Hacker News new | ask | show | jobs
by opportune 1004 days ago
Oh, I’ve seen much worse than this. I truly believe system design interviews and Confluent marketing/sales have made Kafka a midwit trap:

1. You cannot just use Kafka for free. It will take dev time to set up itself, dev time to code sources and sinks, dev time to handle commonly glossed over but utterly important details like idempotency, retries, duplicate messages, consumed-but-not-committed (or whatever the term is in Kafka world) network interruptions or restarts of consumers.

2. You cannot just continue to use Kafka for free. Running it has an operational cost; this is mitigated using it as a PAAS but not fully solved as you’ll still need to twiddle configurations and scramble to deal with things like “We had no idea we’d need to handle idempotency or use deadletter queues, fixed it, but now need to deal with old data before our fix”.

3. There are many ways you can implement async producer:consumer patterns that are less complex and less costly than Kafka. For example, you can write data to S3. Or you can store records in a regular RDBMS. Kafka isn’t worth it unless you really need “real-time” ingestion but can’t/won’t/shouldn’t implement an actually-real time (synchronous) system instead, like if you get large spikes and are ok with ingestion going from O(seconds) to O(minutes) when that happens.

4. There’s a good chance you don’t need an async queue at all. If consumers can horizontally scale quickly (like with Lambda) why not synchronously invoke them over HTTP/RPC and only use async queues (or a file, etc) for messages that fail multiple retries? Since external users usually aren’t directly writing to your Kafka topic, and thus you have a degree control over your ingestion and consumption, why not just combine the two services (since you can experience data loss from external world to ingestion service anyway, and in fact this is a pretty likely source of failures, your queue may not even be solving the problem you think it is). If you don’t need ordering or partition and are using queues for eg config update propagation, why not just synchronously update consumers or implement basic polling in your consumers?

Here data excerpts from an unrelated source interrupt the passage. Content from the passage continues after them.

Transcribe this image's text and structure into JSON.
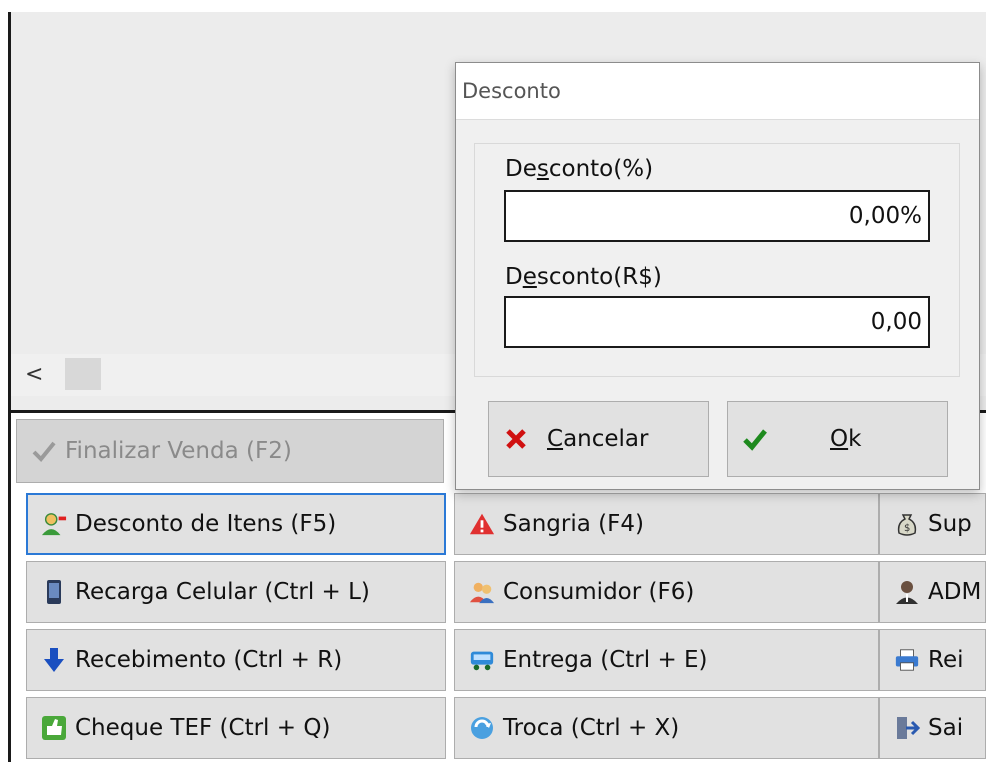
{
  "dialog": {
    "title": "Desconto",
    "percent_label_pre": "De",
    "percent_label_key": "s",
    "percent_label_post": "conto(%)",
    "percent_value": "0,00%",
    "amount_label_pre": "D",
    "amount_label_key": "e",
    "amount_label_post": "sconto(R$)",
    "amount_value": "0,00",
    "cancel_key": "C",
    "cancel_rest": "ancelar",
    "ok_key": "O",
    "ok_rest": "k"
  },
  "scrollbar": {
    "left_arrow": "<"
  },
  "buttons": {
    "finalizar": "Finalizar Venda (F2)",
    "desconto_itens": "Desconto de Itens (F5)",
    "sangria": "Sangria (F4)",
    "suprimento": "Sup",
    "recarga": "Recarga Celular (Ctrl + L)",
    "consumidor": "Consumidor (F6)",
    "adm": "ADM",
    "recebimento": "Recebimento (Ctrl + R)",
    "entrega": "Entrega (Ctrl + E)",
    "reimprimir": "Rei",
    "cheque": "Cheque TEF (Ctrl + Q)",
    "troca": "Troca (Ctrl + X)",
    "sair": "Sai"
  },
  "colors": {
    "focus_border": "#2b79d6",
    "cancel_icon": "#d01010",
    "ok_icon": "#1e8a1e"
  }
}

5. A lot of Kafka/Confluent “features” like retries or logging you can get with so many other tools and services but for some reason these can be the actual selling point more so than the fact it’s an async queue (that also has these features).

Yes, in a FAANG design interview where it only costs you 5seconds to say “and we’ll use an async queue like Kafka between these components to handle variable load and partially consumed data” it’s a great tool that saves you a lot of time. And when you pretend integration and maintenance costs don’t exist, and don’t even know what idempotency means, and are sitting across from some slick Confluent salesperson telling you Kafka can be THE database of everything your company does with all these nice features, it sounds great to midwit managers and hasbeen architecture astronauts. In reality? The dumb unsexy alternatives probably solve your actual problem more simply

1 comments

from your reply it seems like you have not worked with high throughput workloads that FAANG deals with daily.

your suggestion of single node rdbms as a replacement to kafka suggest you dont have experience with workloads that cannot be served by a single machine, yet you still need a single architecture.

agree that Confluent took a gread product that works for high load use case, and then tries to shove it to each and every average Fortune1000 enterprise use case with 100 users and traffic that could be well served by SQLite/Postgres on a single machine

Not only have I worked on some of the highest throughput workloads in FAANG, the ones I’ve worked on involve consuming from async queues (including Kafka) as a first class feature and use additional queueing under the hood to make the system work.

Kafka is overkill for the vast majority of users, including many in FAANG, and at companies in FAANG that I’ve been at, usually either an internal async queue or a bespoke solution for the problem is used instead. But more importantly, async queueing via Kafka-like technology itself is way over-applied. Polling a single node RDBMs with a horizontally scaling cache in front of it is a fine way to propagate eg config changes at massive scale. And many of the “real-time ingestion” use cases that people love using Kafka for are much better off simply being synchronous, with engineering effort instead focused on the ability to rapidly scale consumers up and down.